I use nested ESXi hosts to test vSAN and I forgot to regenerate system UUID after the clone.The solution is easy. Just delete UUID from /etc/vmware/esx.conf and restart ESXi hosts.
ESXi system UUID in /etc/vmware/esx.conf |
You can do it from command line as well
sed -i 's/system\/uuid.*//' /etc/vmware/esx.conf
reboot
So we have identified the problem and we are done. After ESXi hosts restart vSAN Cluster Nodes UUIDs are changed automatically and vSAN unicastagents are automatically configured on vSAN nodes as well.
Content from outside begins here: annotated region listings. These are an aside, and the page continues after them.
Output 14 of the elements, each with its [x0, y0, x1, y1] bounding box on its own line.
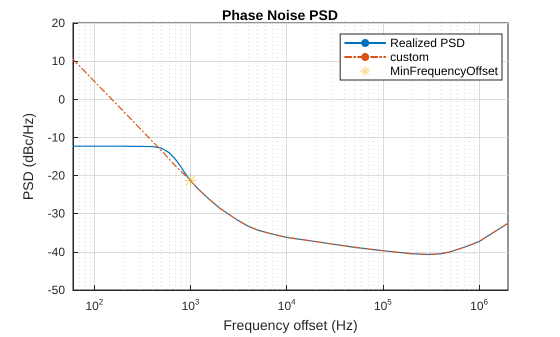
y-tick-label: 0	[58, 92, 66, 106]
y-tick-label: -40	[48, 244, 66, 259]
legend-label: custom	[390, 50, 429, 64]
y-tick-label: -10	[48, 130, 66, 144]
y-tick-label: 10	[52, 54, 66, 68]
y-axis-title: PSD (dBc/Hz)	[20, 112, 36, 200]
y-tick-label: -50	[48, 283, 66, 297]
legend-label: Realized PSD	[390, 36, 466, 50]
x-axis-title: Frequency offset (Hz)	[223, 317, 358, 333]
chart-title: Phase Noise PSD	[222, 7, 338, 23]
y-tick-label: -20	[48, 168, 66, 183]
y-tick-label: 20	[52, 16, 66, 30]
legend-label: MinFrequencyOffset	[390, 64, 499, 78]
y-tick-label: -30	[48, 206, 66, 221]
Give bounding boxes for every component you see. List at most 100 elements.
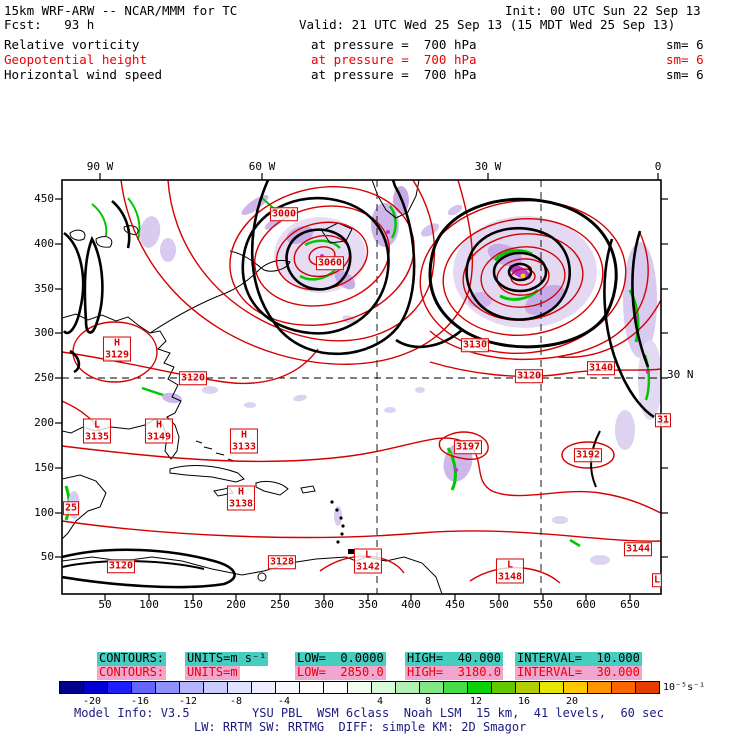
x-axis-label: 650: [620, 598, 640, 611]
axis-ticks: [55, 173, 668, 601]
colorbar-cell: [83, 681, 108, 694]
field3-smoothing: sm= 6: [666, 67, 704, 82]
field2-level: at pressure = 700 hPa: [311, 52, 477, 67]
contour-label: 3060: [315, 256, 345, 270]
contour-label: 3000: [269, 207, 299, 221]
colorbar-cell: [323, 681, 348, 694]
colorbar-cell: [371, 681, 396, 694]
contour-label: H 3138: [226, 485, 256, 511]
y-axis-label: 450: [34, 192, 54, 205]
field2-smoothing: sm= 6: [666, 52, 704, 67]
y-axis-label: 300: [34, 326, 54, 339]
y-axis-label: 50: [40, 550, 54, 563]
init-time: Init: 00 UTC Sun 22 Sep 13: [505, 3, 701, 18]
x-axis-label: 400: [401, 598, 421, 611]
contour-label: L 3135: [82, 418, 112, 444]
colorbar: [59, 681, 660, 694]
colorbar-tick-label: -20: [82, 696, 102, 707]
y-axis-label: 250: [34, 371, 54, 384]
contour-label: L 3148: [495, 558, 525, 584]
contour-label: 3144: [623, 542, 653, 556]
contour-label: 31: [654, 413, 672, 427]
x-axis-label: 300: [314, 598, 334, 611]
y-axis-label: 150: [34, 461, 54, 474]
model-physics-line1: YSU PBL WSM 6class Noah LSM 15 km, 41 le…: [252, 706, 664, 720]
colorbar-tick-label: 12: [469, 696, 483, 707]
colorbar-tick-label: -4: [277, 696, 291, 707]
x-axis-label: 50: [98, 598, 112, 611]
contour-label: 3192: [573, 448, 603, 462]
lon-axis-label: 30 W: [474, 160, 502, 173]
field1-name: Relative vorticity: [4, 37, 140, 52]
colorbar-tick-label: -8: [229, 696, 243, 707]
colorbar-tick-label: 16: [517, 696, 531, 707]
lon-axis-label: 0: [654, 160, 662, 173]
height-legend-interval: INTERVAL= 30.000: [515, 665, 642, 680]
y-axis-label: 200: [34, 416, 54, 429]
colorbar-cell: [443, 681, 468, 694]
contour-label: H 3133: [229, 428, 259, 454]
x-axis-label: 150: [183, 598, 203, 611]
colorbar-cell: [611, 681, 636, 694]
colorbar-units: 10⁻⁵s⁻¹: [663, 682, 706, 693]
colorbar-cell: [419, 681, 444, 694]
colorbar-cell: [155, 681, 180, 694]
colorbar-cell: [515, 681, 540, 694]
forecast-hour: Fcst: 93 h: [4, 17, 95, 32]
colorbar-ticks: -20 -16 -12 -8 -4 4 8 12 16 20: [0, 696, 740, 708]
lat-axis-label: 30 N: [667, 368, 694, 381]
wind-legend-interval: INTERVAL= 10.000: [515, 651, 642, 666]
wind-legend-low: LOW= 0.0000: [295, 651, 386, 666]
height-legend-units: UNITS=m: [185, 665, 240, 680]
x-axis-label: 500: [489, 598, 509, 611]
field1-level: at pressure = 700 hPa: [311, 37, 477, 52]
lon-axis-label: 90 W: [86, 160, 114, 173]
contour-label: 3120: [106, 559, 136, 573]
colorbar-cell: [395, 681, 420, 694]
y-axis-label: 400: [34, 237, 54, 250]
field2-name: Geopotential height: [4, 52, 147, 67]
x-axis-label: 600: [576, 598, 596, 611]
x-axis-label: 250: [270, 598, 290, 611]
field3-name: Horizontal wind speed: [4, 67, 163, 82]
height-legend-low: LOW= 2850.0: [295, 665, 386, 680]
map-frame: [61, 179, 662, 595]
x-axis-label: 350: [358, 598, 378, 611]
field3-level: at pressure = 700 hPa: [311, 67, 477, 82]
contour-label: 3128: [267, 555, 297, 569]
colorbar-cell: [299, 681, 324, 694]
colorbar-cell: [635, 681, 660, 694]
grid-dashed: [62, 180, 661, 594]
colorbar-cell: [275, 681, 300, 694]
contour-label: 3197: [453, 440, 483, 454]
x-axis-label: 100: [139, 598, 159, 611]
colorbar-cell: [179, 681, 204, 694]
contour-label: H 3149: [144, 418, 174, 444]
x-axis-label: 200: [226, 598, 246, 611]
x-axis-label: 450: [445, 598, 465, 611]
wind-legend-contours: CONTOURS:: [97, 651, 167, 666]
colorbar-tick-label: -16: [130, 696, 150, 707]
x-axis-label: 550: [533, 598, 553, 611]
colorbar-cell: [131, 681, 156, 694]
y-axis-label: 350: [34, 282, 54, 295]
contour-label: 3120: [178, 371, 208, 385]
model-title: 15km WRF-ARW -- NCAR/MMM for TC: [4, 3, 238, 18]
contour-label: 3130: [460, 338, 490, 352]
y-axis-label: 100: [34, 506, 54, 519]
contour-label: 25: [62, 501, 80, 515]
contour-label: 3120: [514, 369, 544, 383]
contour-label: H 3129: [102, 336, 132, 362]
model-physics-line2: LW: RRTM SW: RRTMG DIFF: simple KM: 2D S…: [194, 720, 527, 734]
field1-smoothing: sm= 6: [666, 37, 704, 52]
colorbar-tick-label: -12: [178, 696, 198, 707]
colorbar-cell: [203, 681, 228, 694]
colorbar-tick-label: 4: [376, 696, 384, 707]
wind-legend-high: HIGH= 40.000: [405, 651, 503, 666]
wind-contours-black: [62, 180, 655, 589]
colorbar-cell: [59, 681, 84, 694]
wind-legend-units: UNITS=m s⁻¹: [185, 651, 269, 666]
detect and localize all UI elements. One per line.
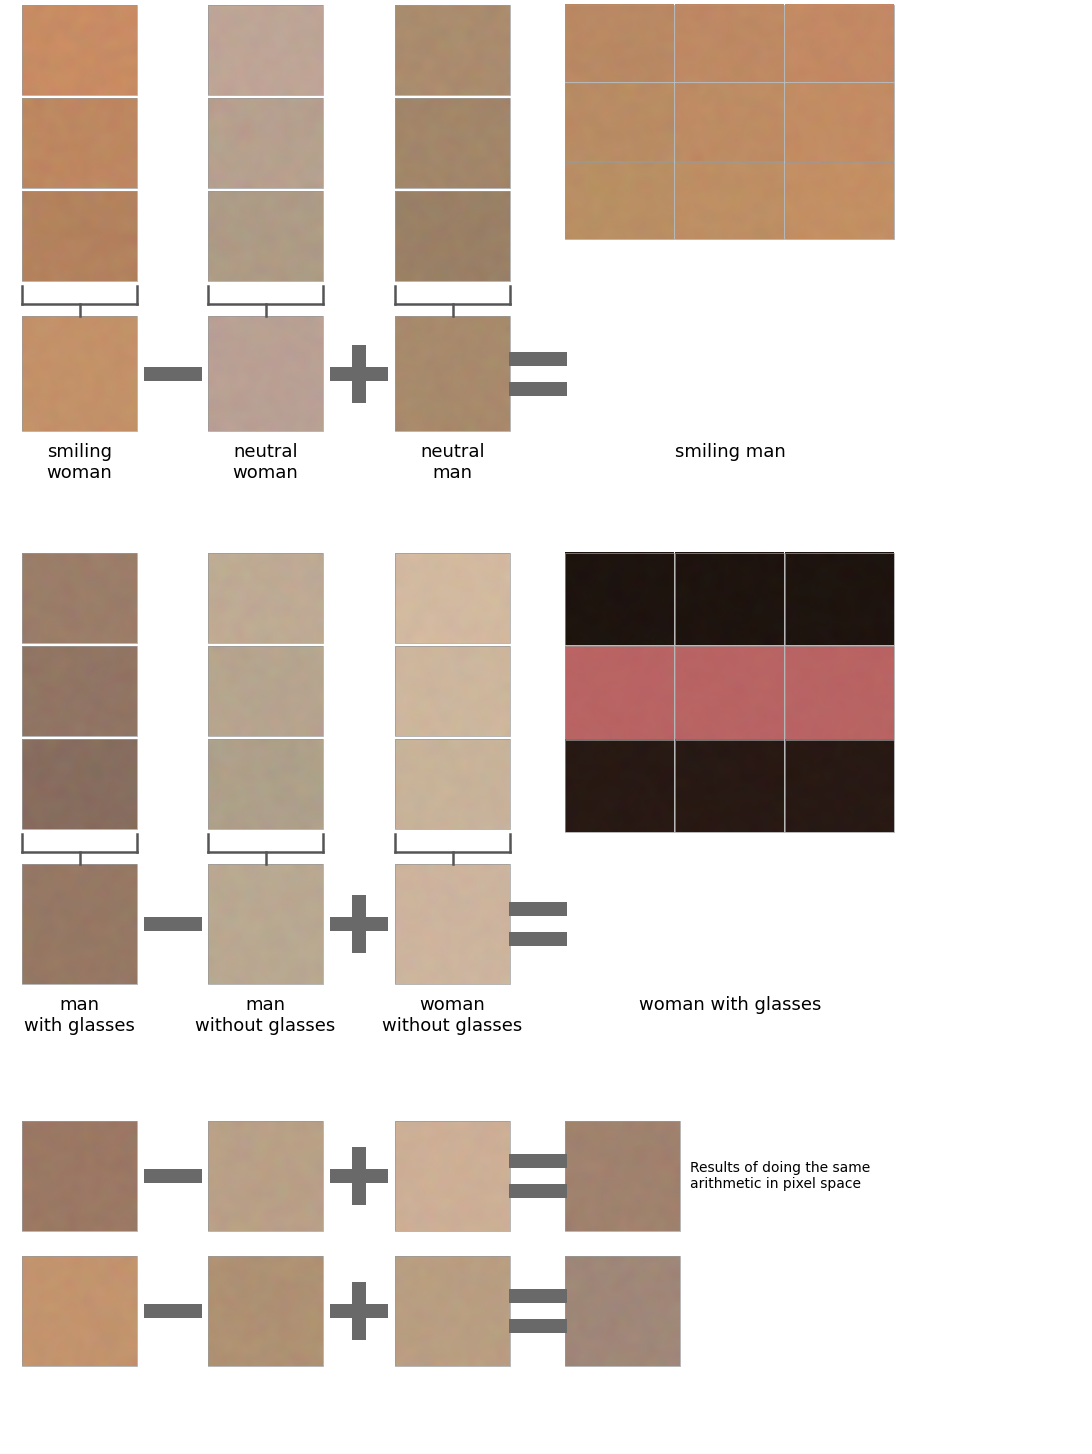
Bar — [22, 1256, 136, 1365]
Bar — [207, 739, 323, 829]
Bar — [785, 83, 894, 160]
Bar — [207, 553, 323, 643]
Bar — [675, 553, 784, 646]
Bar — [785, 553, 894, 646]
Bar — [352, 345, 366, 403]
Bar — [352, 896, 366, 952]
Bar — [207, 316, 323, 430]
Bar — [395, 646, 510, 736]
Bar — [509, 1154, 567, 1168]
Bar — [395, 864, 510, 984]
Bar — [207, 4, 323, 95]
Bar — [565, 553, 674, 646]
Bar — [565, 161, 674, 238]
Bar — [143, 917, 202, 931]
Text: man
with glasses: man with glasses — [24, 996, 135, 1035]
Text: neutral
woman: neutral woman — [233, 443, 298, 481]
Bar — [565, 83, 674, 160]
Bar — [22, 864, 136, 984]
Bar — [143, 1304, 202, 1317]
Text: Results of doing the same
arithmetic in pixel space: Results of doing the same arithmetic in … — [690, 1160, 870, 1191]
Bar — [565, 1121, 680, 1232]
Bar — [207, 864, 323, 984]
Bar — [395, 553, 510, 643]
Text: smiling
woman: smiling woman — [47, 443, 112, 481]
Bar — [509, 1184, 567, 1198]
Bar — [675, 161, 784, 238]
Text: smiling man: smiling man — [675, 443, 785, 461]
Bar — [207, 190, 323, 281]
Bar — [675, 4, 784, 83]
Bar — [395, 1121, 510, 1232]
Bar — [785, 161, 894, 238]
Bar — [352, 1282, 366, 1341]
Bar — [330, 917, 388, 931]
Bar — [395, 739, 510, 829]
Bar — [352, 1147, 366, 1205]
Bar — [509, 381, 567, 395]
Bar — [207, 1121, 323, 1232]
Bar — [143, 1169, 202, 1184]
Bar — [395, 97, 510, 188]
Bar — [22, 553, 136, 643]
Bar — [565, 647, 674, 739]
Bar — [22, 190, 136, 281]
Bar — [509, 1290, 567, 1303]
Bar — [565, 740, 674, 832]
Bar — [395, 4, 510, 95]
Text: woman
without glasses: woman without glasses — [382, 996, 523, 1035]
Bar — [785, 740, 894, 832]
Bar — [509, 1319, 567, 1333]
Text: woman with glasses: woman with glasses — [639, 996, 821, 1013]
Bar — [785, 647, 894, 739]
Bar — [675, 83, 784, 160]
Bar — [330, 1304, 388, 1317]
Bar — [675, 647, 784, 739]
Bar — [565, 4, 674, 83]
Bar — [22, 1121, 136, 1232]
Bar — [509, 901, 567, 916]
Bar — [395, 1256, 510, 1365]
Bar — [395, 190, 510, 281]
Bar — [143, 366, 202, 381]
Bar — [509, 932, 567, 947]
Bar — [785, 4, 894, 83]
Bar — [509, 352, 567, 365]
Bar — [22, 4, 136, 95]
Bar — [207, 97, 323, 188]
Bar — [207, 646, 323, 736]
Bar — [330, 366, 388, 381]
Bar — [22, 316, 136, 430]
Bar — [22, 739, 136, 829]
Bar — [330, 1169, 388, 1184]
Bar — [395, 316, 510, 430]
Text: neutral
man: neutral man — [420, 443, 485, 481]
Bar — [675, 740, 784, 832]
Bar — [565, 1256, 680, 1365]
Text: man
without glasses: man without glasses — [195, 996, 335, 1035]
Bar — [22, 646, 136, 736]
Bar — [22, 97, 136, 188]
Bar — [207, 1256, 323, 1365]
However, if you are interested in how to manually add a connection to a unicast agent on a particular node, you would execute the following command
esxcli vsan cluster unicastagent add –a [ip address unicast agent] –U [supports unicast] –u [Local UUID] -t [type]
Anyway, such a manual configuration should not be necessary and you should do it only when instructed by VMware support.
Hope this helps someone else in VMware community.